What the Government needs to do

On 24 March, the Government will launch an initiative encouraging employers
to address the work-life balance of its employees. But while it may wheel out
examples of organisations which have experienced increased productivity and
happier workforces through flexible working, what practical steps can it take
to persuade employers that this is the way ahead?
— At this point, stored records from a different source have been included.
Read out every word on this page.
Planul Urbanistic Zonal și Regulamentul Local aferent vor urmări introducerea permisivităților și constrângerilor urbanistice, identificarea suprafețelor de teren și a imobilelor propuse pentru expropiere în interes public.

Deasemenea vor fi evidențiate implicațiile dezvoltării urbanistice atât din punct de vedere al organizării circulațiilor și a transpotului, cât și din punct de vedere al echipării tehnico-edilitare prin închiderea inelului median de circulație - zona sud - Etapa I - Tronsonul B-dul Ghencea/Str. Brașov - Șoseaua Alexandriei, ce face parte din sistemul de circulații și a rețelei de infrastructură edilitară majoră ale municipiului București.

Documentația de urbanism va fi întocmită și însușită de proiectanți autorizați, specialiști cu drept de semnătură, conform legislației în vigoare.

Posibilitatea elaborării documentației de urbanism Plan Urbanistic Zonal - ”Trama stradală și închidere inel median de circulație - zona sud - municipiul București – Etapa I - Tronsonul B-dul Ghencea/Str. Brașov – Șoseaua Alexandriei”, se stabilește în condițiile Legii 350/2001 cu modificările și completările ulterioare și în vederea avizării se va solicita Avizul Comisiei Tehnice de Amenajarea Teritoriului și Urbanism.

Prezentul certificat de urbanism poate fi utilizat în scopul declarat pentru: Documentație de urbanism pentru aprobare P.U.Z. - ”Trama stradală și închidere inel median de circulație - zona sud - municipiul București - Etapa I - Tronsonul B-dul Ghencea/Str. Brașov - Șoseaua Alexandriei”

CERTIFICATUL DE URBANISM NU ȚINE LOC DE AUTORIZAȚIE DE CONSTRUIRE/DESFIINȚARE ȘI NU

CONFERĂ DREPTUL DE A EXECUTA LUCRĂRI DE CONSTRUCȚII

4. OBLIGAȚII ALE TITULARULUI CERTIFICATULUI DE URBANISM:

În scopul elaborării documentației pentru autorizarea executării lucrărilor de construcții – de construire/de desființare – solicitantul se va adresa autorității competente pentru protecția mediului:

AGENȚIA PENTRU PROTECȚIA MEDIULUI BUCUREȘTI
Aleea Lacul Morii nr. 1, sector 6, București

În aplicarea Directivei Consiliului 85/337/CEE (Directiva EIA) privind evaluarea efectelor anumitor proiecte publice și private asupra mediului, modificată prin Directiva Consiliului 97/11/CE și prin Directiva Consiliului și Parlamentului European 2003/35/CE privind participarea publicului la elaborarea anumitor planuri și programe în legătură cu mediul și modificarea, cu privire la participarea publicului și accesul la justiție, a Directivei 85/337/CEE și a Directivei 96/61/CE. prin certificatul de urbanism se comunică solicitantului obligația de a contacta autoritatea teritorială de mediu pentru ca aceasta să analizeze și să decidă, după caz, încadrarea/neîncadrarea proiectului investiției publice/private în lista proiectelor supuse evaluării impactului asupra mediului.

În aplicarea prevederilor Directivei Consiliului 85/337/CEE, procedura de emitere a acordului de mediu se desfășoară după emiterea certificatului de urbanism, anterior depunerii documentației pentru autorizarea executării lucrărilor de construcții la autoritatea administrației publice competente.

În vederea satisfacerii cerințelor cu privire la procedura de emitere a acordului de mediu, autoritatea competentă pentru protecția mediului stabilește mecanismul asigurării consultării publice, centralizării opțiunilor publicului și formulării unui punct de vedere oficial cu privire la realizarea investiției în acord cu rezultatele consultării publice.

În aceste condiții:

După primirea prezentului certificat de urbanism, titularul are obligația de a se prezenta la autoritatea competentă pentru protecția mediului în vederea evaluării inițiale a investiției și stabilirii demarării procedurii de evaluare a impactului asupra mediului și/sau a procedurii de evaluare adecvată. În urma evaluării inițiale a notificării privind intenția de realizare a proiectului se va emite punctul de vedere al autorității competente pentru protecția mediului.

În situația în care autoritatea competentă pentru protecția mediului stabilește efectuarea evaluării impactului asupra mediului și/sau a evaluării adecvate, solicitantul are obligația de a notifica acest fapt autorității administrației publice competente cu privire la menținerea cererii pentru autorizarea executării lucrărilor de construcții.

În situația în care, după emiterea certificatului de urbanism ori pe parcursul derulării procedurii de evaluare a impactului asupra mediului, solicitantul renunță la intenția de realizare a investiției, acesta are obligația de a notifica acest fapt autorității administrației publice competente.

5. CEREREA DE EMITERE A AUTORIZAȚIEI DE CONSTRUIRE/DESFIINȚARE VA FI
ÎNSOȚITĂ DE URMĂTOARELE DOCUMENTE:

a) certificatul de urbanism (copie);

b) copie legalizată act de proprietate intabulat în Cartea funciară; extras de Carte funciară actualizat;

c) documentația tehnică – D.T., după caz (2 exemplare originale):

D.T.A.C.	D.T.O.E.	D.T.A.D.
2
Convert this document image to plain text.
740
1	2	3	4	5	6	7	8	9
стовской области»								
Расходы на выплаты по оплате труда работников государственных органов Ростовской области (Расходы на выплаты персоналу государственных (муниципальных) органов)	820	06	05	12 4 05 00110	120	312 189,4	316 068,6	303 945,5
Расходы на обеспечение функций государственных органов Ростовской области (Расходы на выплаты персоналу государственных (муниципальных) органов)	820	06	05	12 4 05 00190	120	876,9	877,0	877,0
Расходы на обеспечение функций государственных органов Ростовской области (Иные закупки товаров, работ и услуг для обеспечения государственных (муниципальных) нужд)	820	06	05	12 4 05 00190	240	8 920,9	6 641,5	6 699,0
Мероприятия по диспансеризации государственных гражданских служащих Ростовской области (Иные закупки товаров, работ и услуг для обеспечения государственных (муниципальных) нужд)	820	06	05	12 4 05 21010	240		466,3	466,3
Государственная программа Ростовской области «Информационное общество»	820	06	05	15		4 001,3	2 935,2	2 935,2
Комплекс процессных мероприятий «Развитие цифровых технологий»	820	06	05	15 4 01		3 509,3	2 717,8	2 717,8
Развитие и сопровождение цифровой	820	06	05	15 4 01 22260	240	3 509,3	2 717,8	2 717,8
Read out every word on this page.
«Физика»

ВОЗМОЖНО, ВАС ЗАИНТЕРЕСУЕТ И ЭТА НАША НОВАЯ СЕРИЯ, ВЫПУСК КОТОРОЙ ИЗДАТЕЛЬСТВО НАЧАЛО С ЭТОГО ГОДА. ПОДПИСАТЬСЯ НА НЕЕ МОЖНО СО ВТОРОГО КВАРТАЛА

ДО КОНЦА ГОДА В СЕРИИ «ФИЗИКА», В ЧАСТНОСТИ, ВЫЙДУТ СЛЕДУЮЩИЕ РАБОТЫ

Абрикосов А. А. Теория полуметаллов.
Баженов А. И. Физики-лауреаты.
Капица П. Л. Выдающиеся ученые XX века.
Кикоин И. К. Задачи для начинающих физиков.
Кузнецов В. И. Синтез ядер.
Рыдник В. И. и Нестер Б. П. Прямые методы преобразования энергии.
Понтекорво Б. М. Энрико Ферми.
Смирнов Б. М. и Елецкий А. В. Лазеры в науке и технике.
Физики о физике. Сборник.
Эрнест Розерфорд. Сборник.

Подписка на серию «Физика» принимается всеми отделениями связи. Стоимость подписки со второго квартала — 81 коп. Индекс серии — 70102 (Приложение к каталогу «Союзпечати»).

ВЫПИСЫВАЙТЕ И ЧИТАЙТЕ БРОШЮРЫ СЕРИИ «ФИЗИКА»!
The first step is, of course, to demonstrate the approach rather than simply
talking about it. As Joanna Foster, chair of the National Work-Life Forum
notes, it is all very well for the Government to promote these concepts but
they will be challenged to demonstrate that they are following this way of
working in their own day-to-day operations. "Where is flexibility in the
public sector?" asks Foster. "What flexibility do civil servants
receive and what kind of flexible work is available for the leaders of
government? Can they be flexible while operating in this traditionally
long-hours culture?"

Foster wants to see the Government encouraging dialogue between employers
and staff in the creation of flexible working agreements. The feeling exists
that, so far, it is the employers which have gained all the benefits of a
flexible workforce while employees have continued to work without security or
recognition. An effective dialogue would mean benefits are shared by both

Technology is often key to flexible working – the most obvious example being
the use of PCs and high-speed communications to support home working – but it
is imperative that the emphasis on IT does not make flexible working
unattainable for those who cannot afford the technology or whose work does not
naturally offer itself to these techniques. The Government must work to ensure
the necessary resources are accessible to as many organisations as possible.

"Flexibility of mind is extremely important," states Foster.
"Many middle managers find it difficult to get their thinking around the
changes needed to manage flexibility. The Government needs to place these kind
of skills on the learning agenda. What are the skills required for managing
flexibly and where can they be learned?"

One opportunity for meeting this challenge may lie in the new Learning and
Skills Councils as they emerge from the Training and Enterprise Councils. The
Government needs to ensure such skills sets are visible on national and
regional levels.

Flexible working impinges on many areas of legislation, from the Working
Time directive through to the employment rights of part-timers, and it is
important that the Government studies all relevant areas to ensure they
encourage this way of working rather than posing obstacles to implementation.

But perhaps most important, the Government needs to focus on reversing the
negative image which often surrounds flexible work. Part-timers and flexible
workers are entitled to the same respect as full-timers and consequently should
be given the same benefits, rights and recognition.

"The world is full of part-timers and people working different
patterns, and yet our attitude remains anchored in the idea that part-time
staff are not as committed or hard-working as full-timers," says Foster.

With that increased recognition, the psychological contract between employer
and employee can start to change. The employment relationship will not simply
be about paying someone for their time but about valuing their contribution in
the workplace and supporting their lives outside it.

"If people are happy with their personal lives, their community
responsibilities and themselves, they will be able to concentrate fully on
their work," Foster says. "At the end of the day, flexibility is
about creating the right mindset – it is not just an employment tool."